Musk comprou o Twitter em 2022 por US$ 44 bilhões. Segundo a revista Forbes, ele possui cerca de 74% da empresa, hoje chamada X.
“E tudo o que vem acontecendo não tem feito muito bem à imagem da plataforma, que também tem visto um êxodo considerável de anunciantes”, acrescenta Bruna dos Santos.
Uma pesquisa publicada no início de setembro pela empresa de dados Kantar, baseada em entrevistas com 18 mil consumidores e 1.000 profissionais de marketing em todo o mundo, indicou que 26% dos profissionais de marketing planejam cortar gastos com publicidade no X em 2025.
Segundo a análise, esta queda seria devido a preocupações com a associação de marcas a conteúdos extremistas.
Felipe Autran Dourado lembra ainda que outra empresa associada a Musk no Brasil, a Starlink, foi afetada pelas decisões judiciais do STF.
A empresa de internet via satélite teve suas contas bancárias e ativos financeiros bloqueados para pagamento de multas devidas por X à Justiça.
Temores de que as atividades da Starlink no Brasil pudessem ser suspensas pelo STF também circularam depois que a empresa inicialmente descumpriu ordens para impedir que seus clientes acessassem a rede social de Musk a partir de suas conexões via satélite.
Posteriormente, a Starlink anunciou que estava cumprindo as ordens e a possibilidade de suspensão do serviço de internet da empresa foi dissipada. Mas o mero medo de que a empresa pudesse ser desligada no Brasil deixou clientes e especialistas preocupados.
Em pouco mais de dois anos de atuação, a empresa tornou-se líder no setor de internet via satélite no país. Nesse período, tornou-se fornecedora de importantes órgãos públicos do governo federal como o Exército, a Marinha, os Ministérios da Saúde e da Educação, além da gigante Petrobras.
“OX e Starlink são duas empresas diferentes, apesar de Musk ser sócio de ambas”, afirma Dourado. “Mas a Starlink também está sendo prejudicada e aí Musk tem que responder ainda mais aos acionistas do que no caso de X.”
Críticas internacionais
Ao mesmo tempo, especialistas apontam as duras críticas recebidas por Musk e X no Brasil e no exterior como um fator que pode ter desestimulado a empresa a continuar com o mesmo posicionamento.
“Talvez Musk estivesse apostando no apoio internacional para sua campanha, o que nunca aconteceu”, sugere o advogado Felipe Autran Dourado.
“Tivemos reações mistas à decisão do STF de bloquear X, mas a grande maioria apoiou a justiça brasileira ou condenou as ameaças de Musk à democracia no Brasil e em outras nações.”
Para Bruna Santos, a carta aberta assinada por pesquisadores de diversos países em apoio ao Brasil é um sinal da falta de apoio político de Musk no país e no exterior.

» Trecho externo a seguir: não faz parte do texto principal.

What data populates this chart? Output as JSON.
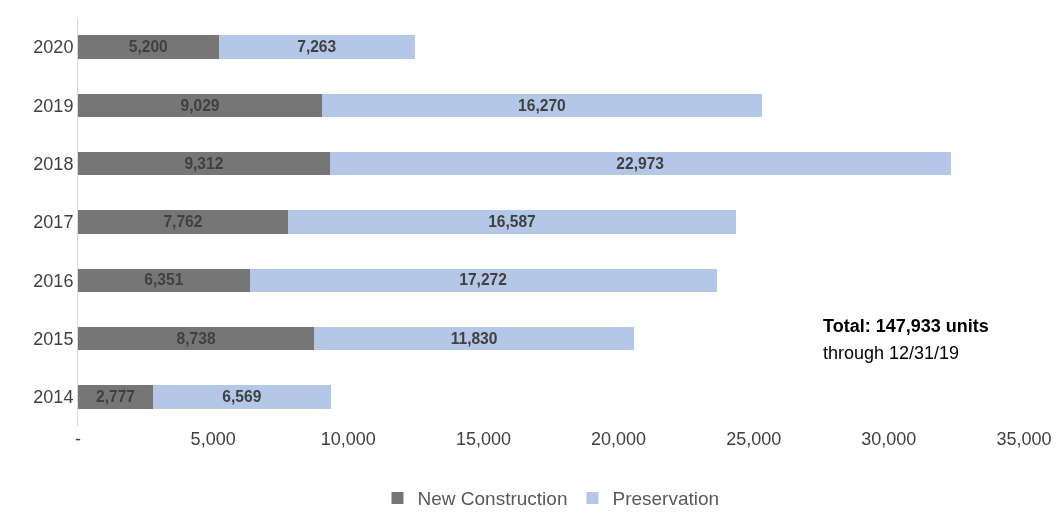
{
  "chart_data": {
    "type": "bar",
    "orientation": "horizontal",
    "stacked": true,
    "categories": [
      "2020",
      "2019",
      "2018",
      "2017",
      "2016",
      "2015",
      "2014"
    ],
    "series": [
      {
        "name": "New Construction",
        "color": "#767676",
        "values": [
          5200,
          9029,
          9312,
          7762,
          6351,
          8738,
          2777
        ],
        "value_labels": [
          "5,200",
          "9,029",
          "9,312",
          "7,762",
          "6,351",
          "8,738",
          "2,777"
        ]
      },
      {
        "name": "Preservation",
        "color": "#b4c7e7",
        "values": [
          7263,
          16270,
          22973,
          16587,
          17272,
          11830,
          6569
        ],
        "value_labels": [
          "7,263",
          "16,270",
          "22,973",
          "16,587",
          "17,272",
          "11,830",
          "6,569"
        ]
      }
    ],
    "xlim": [
      0,
      35000
    ],
    "xticks": [
      {
        "value": 0,
        "label": "-"
      },
      {
        "value": 5000,
        "label": "5,000"
      },
      {
        "value": 10000,
        "label": "10,000"
      },
      {
        "value": 15000,
        "label": "15,000"
      },
      {
        "value": 20000,
        "label": "20,000"
      },
      {
        "value": 25000,
        "label": "25,000"
      },
      {
        "value": 30000,
        "label": "30,000"
      },
      {
        "value": 35000,
        "label": "35,000"
      }
    ],
    "grid": false,
    "legend": "bottom",
    "annotations": [
      "Total: 147,933 units",
      "through 12/31/19"
    ]
  }
}
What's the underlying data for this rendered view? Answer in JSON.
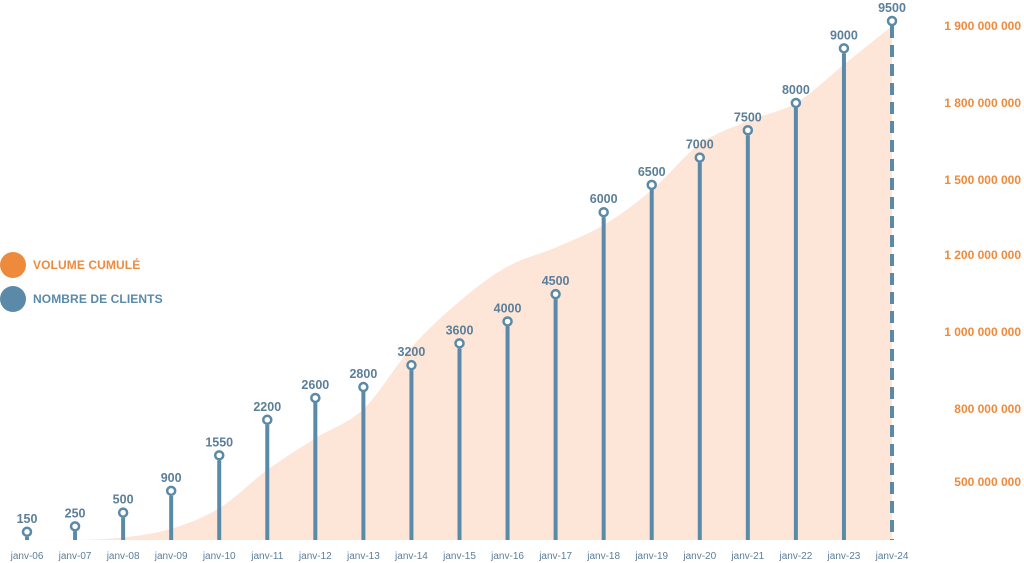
{
  "colors": {
    "area": "#fde6d8",
    "bar": "#5b8aa8",
    "orange": "#ee8a3c",
    "text_blue": "#5b7f99"
  },
  "legend": {
    "items": [
      {
        "label": "VOLUME CUMULÉ",
        "color": "#ee8a3c"
      },
      {
        "label": "NOMBRE DE CLIENTS",
        "color": "#5b8aa8"
      }
    ]
  },
  "chart_data": {
    "type": "bar",
    "categories": [
      "janv-06",
      "janv-07",
      "janv-08",
      "janv-09",
      "janv-10",
      "janv-11",
      "janv-12",
      "janv-13",
      "janv-14",
      "janv-15",
      "janv-16",
      "janv-17",
      "janv-18",
      "janv-19",
      "janv-20",
      "janv-21",
      "janv-22",
      "janv-23",
      "janv-24"
    ],
    "series": [
      {
        "name": "NOMBRE DE CLIENTS",
        "type": "lollipop",
        "values": [
          150,
          250,
          500,
          900,
          1550,
          2200,
          2600,
          2800,
          3200,
          3600,
          4000,
          4500,
          6000,
          6500,
          7000,
          7500,
          8000,
          9000,
          9500
        ],
        "last_dashed": true
      },
      {
        "name": "VOLUME CUMULÉ",
        "type": "area",
        "values": [
          0,
          40000000,
          120000000,
          180000000,
          320000000,
          550000000,
          680000000,
          800000000,
          960000000,
          1080000000,
          1170000000,
          1230000000,
          1320000000,
          1460000000,
          1640000000,
          1730000000,
          1800000000,
          1850000000,
          1910000000
        ]
      }
    ],
    "ylim_left": [
      0,
      9500
    ],
    "y2_ticks": [
      {
        "value": 500000000,
        "label": "500 000 000"
      },
      {
        "value": 800000000,
        "label": "800 000 000"
      },
      {
        "value": 1000000000,
        "label": "1 000 000 000"
      },
      {
        "value": 1200000000,
        "label": "1 200 000 000"
      },
      {
        "value": 1500000000,
        "label": "1 500 000 000"
      },
      {
        "value": 1800000000,
        "label": "1 800 000 000"
      },
      {
        "value": 1900000000,
        "label": "1 900 000 000"
      }
    ],
    "grid": false,
    "legend_position": "left"
  }
}
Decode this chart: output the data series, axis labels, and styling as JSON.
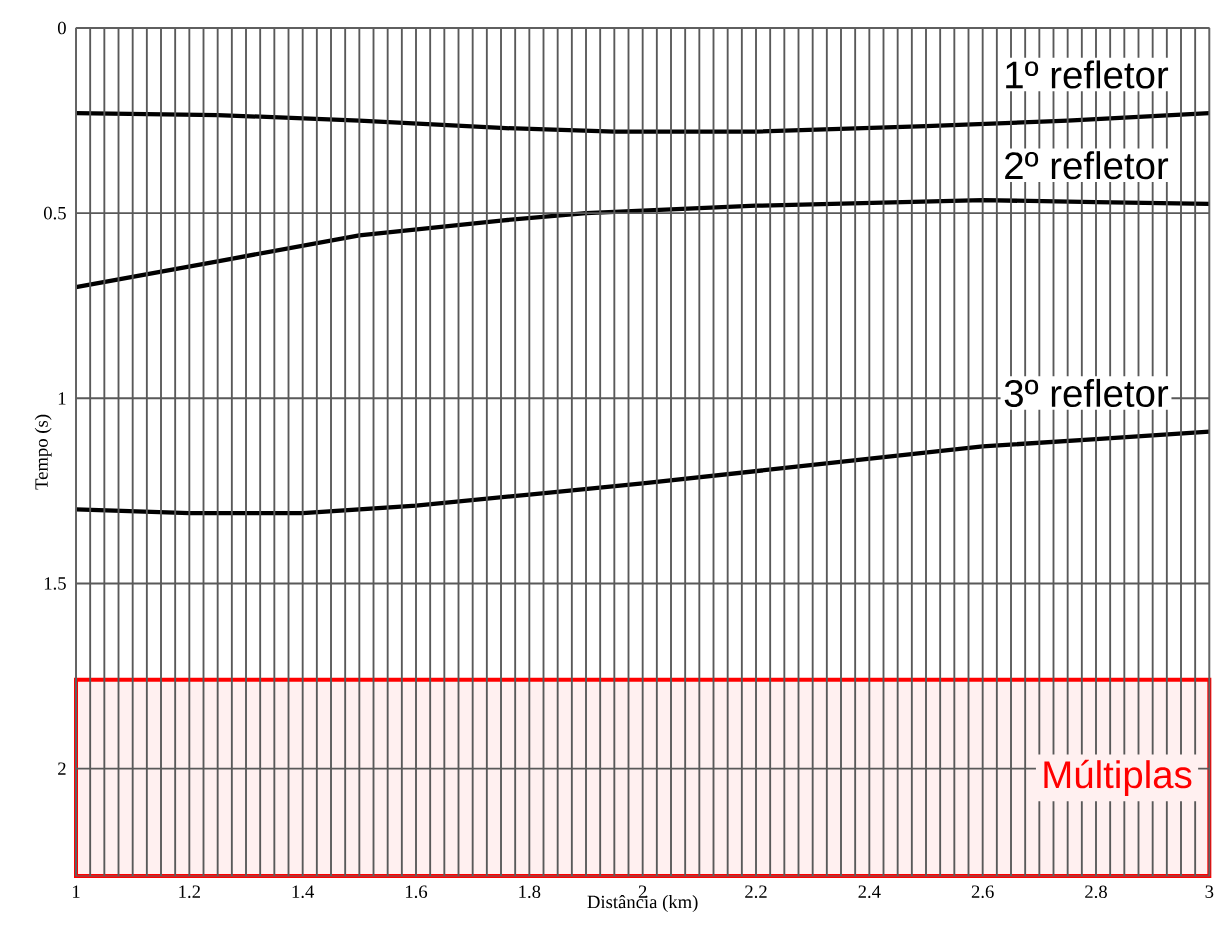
{
  "chart_data": {
    "type": "line",
    "xlabel": "Distância (km)",
    "ylabel": "Tempo (s)",
    "series": [
      {
        "color": "#000000",
        "x": [
          1,
          1.25,
          1.5,
          1.75,
          1.95,
          2.2,
          2.5,
          2.75,
          3
        ],
        "values": [
          0.23,
          0.235,
          0.25,
          0.27,
          0.28,
          0.28,
          0.265,
          0.25,
          0.23
        ]
      },
      {
        "color": "#000000",
        "x": [
          1,
          1.25,
          1.5,
          1.75,
          1.9,
          2.2,
          2.6,
          2.8,
          3
        ],
        "values": [
          0.7,
          0.63,
          0.56,
          0.52,
          0.5,
          0.48,
          0.465,
          0.47,
          0.475
        ]
      },
      {
        "color": "#000000",
        "x": [
          1,
          1.2,
          1.4,
          1.6,
          1.8,
          2.0,
          2.3,
          2.6,
          2.8,
          3
        ],
        "values": [
          1.3,
          1.31,
          1.31,
          1.29,
          1.26,
          1.23,
          1.18,
          1.13,
          1.11,
          1.09
        ]
      }
    ],
    "xlim": [
      1,
      3
    ],
    "ylim": [
      2.29,
      0
    ],
    "xticks": [
      1,
      {
        "value": 1.025,
        "label": null
      },
      {
        "value": 1.05,
        "label": null
      },
      {
        "value": 1.075,
        "label": null
      },
      {
        "value": 1.1,
        "label": null
      },
      {
        "value": 1.125,
        "label": null
      },
      {
        "value": 1.15,
        "label": null
      },
      {
        "value": 1.175,
        "label": null
      },
      1.2,
      {
        "value": 1.225,
        "label": null
      },
      {
        "value": 1.25,
        "label": null
      },
      {
        "value": 1.275,
        "label": null
      },
      {
        "value": 1.3,
        "label": null
      },
      {
        "value": 1.325,
        "label": null
      },
      {
        "value": 1.35,
        "label": null
      },
      {
        "value": 1.375,
        "label": null
      },
      1.4,
      {
        "value": 1.425,
        "label": null
      },
      {
        "value": 1.45,
        "label": null
      },
      {
        "value": 1.475,
        "label": null
      },
      {
        "value": 1.5,
        "label": null
      },
      {
        "value": 1.525,
        "label": null
      },
      {
        "value": 1.55,
        "label": null
      },
      {
        "value": 1.575,
        "label": null
      },
      1.6,
      {
        "value": 1.625,
        "label": null
      },
      {
        "value": 1.65,
        "label": null
      },
      {
        "value": 1.675,
        "label": null
      },
      {
        "value": 1.7,
        "label": null
      },
      {
        "value": 1.725,
        "label": null
      },
      {
        "value": 1.75,
        "label": null
      },
      {
        "value": 1.775,
        "label": null
      },
      1.8,
      {
        "value": 1.825,
        "label": null
      },
      {
        "value": 1.85,
        "label": null
      },
      {
        "value": 1.875,
        "label": null
      },
      {
        "value": 1.9,
        "label": null
      },
      {
        "value": 1.925,
        "label": null
      },
      {
        "value": 1.95,
        "label": null
      },
      {
        "value": 1.975,
        "label": null
      },
      2,
      {
        "value": 2.025,
        "label": null
      },
      {
        "value": 2.05,
        "label": null
      },
      {
        "value": 2.075,
        "label": null
      },
      {
        "value": 2.1,
        "label": null
      },
      {
        "value": 2.125,
        "label": null
      },
      {
        "value": 2.15,
        "label": null
      },
      {
        "value": 2.175,
        "label": null
      },
      2.2,
      {
        "value": 2.225,
        "label": null
      },
      {
        "value": 2.25,
        "label": null
      },
      {
        "value": 2.275,
        "label": null
      },
      {
        "value": 2.3,
        "label": null
      },
      {
        "value": 2.325,
        "label": null
      },
      {
        "value": 2.35,
        "label": null
      },
      {
        "value": 2.375,
        "label": null
      },
      2.4,
      {
        "value": 2.425,
        "label": null
      },
      {
        "value": 2.45,
        "label": null
      },
      {
        "value": 2.475,
        "label": null
      },
      {
        "value": 2.5,
        "label": null
      },
      {
        "value": 2.525,
        "label": null
      },
      {
        "value": 2.55,
        "label": null
      },
      {
        "value": 2.575,
        "label": null
      },
      2.6,
      {
        "value": 2.625,
        "label": null
      },
      {
        "value": 2.65,
        "label": null
      },
      {
        "value": 2.675,
        "label": null
      },
      {
        "value": 2.7,
        "label": null
      },
      {
        "value": 2.725,
        "label": null
      },
      {
        "value": 2.75,
        "label": null
      },
      {
        "value": 2.775,
        "label": null
      },
      2.8,
      {
        "value": 2.825,
        "label": null
      },
      {
        "value": 2.85,
        "label": null
      },
      {
        "value": 2.875,
        "label": null
      },
      {
        "value": 2.9,
        "label": null
      },
      {
        "value": 2.925,
        "label": null
      },
      {
        "value": 2.95,
        "label": null
      },
      {
        "value": 2.975,
        "label": null
      },
      3
    ],
    "yticks": [
      0,
      0.5,
      1,
      1.5,
      2
    ],
    "grid": true,
    "marker": "none",
    "line_style": "solid",
    "bands": [
      {
        "axis": "y",
        "from": 1.76,
        "to": 2.29,
        "label": "Múltiplas",
        "color": "#ff0000"
      }
    ],
    "annotations": [
      "1º refletor",
      "2º refletor",
      "3º refletor"
    ]
  }
}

No documento divulgado esta semana, mais de 50 intelectuais de diversos países, incluindo Argentina, França, EUA, Austrália, Reino Unido, Espanha, Suíça e Itália, convidam “todos aqueles que defendem os valores democráticos” a apoiar o Brasil.
Aqueles que assinaram a carta, incluindo nomes de importância internacional que atuam na área de pesquisa em tecnologia, economia e Big Techs, relatam uma situação de alerta em relação à soberania digital brasileira.
“O caso brasileiro tornou-se a principal frente no conflito global em evolução entre as corporações digitais e aquelas que buscam construir um cenário digital democrático, centrado nas pessoas e focado no desenvolvimento social e econômico”, diz o texto.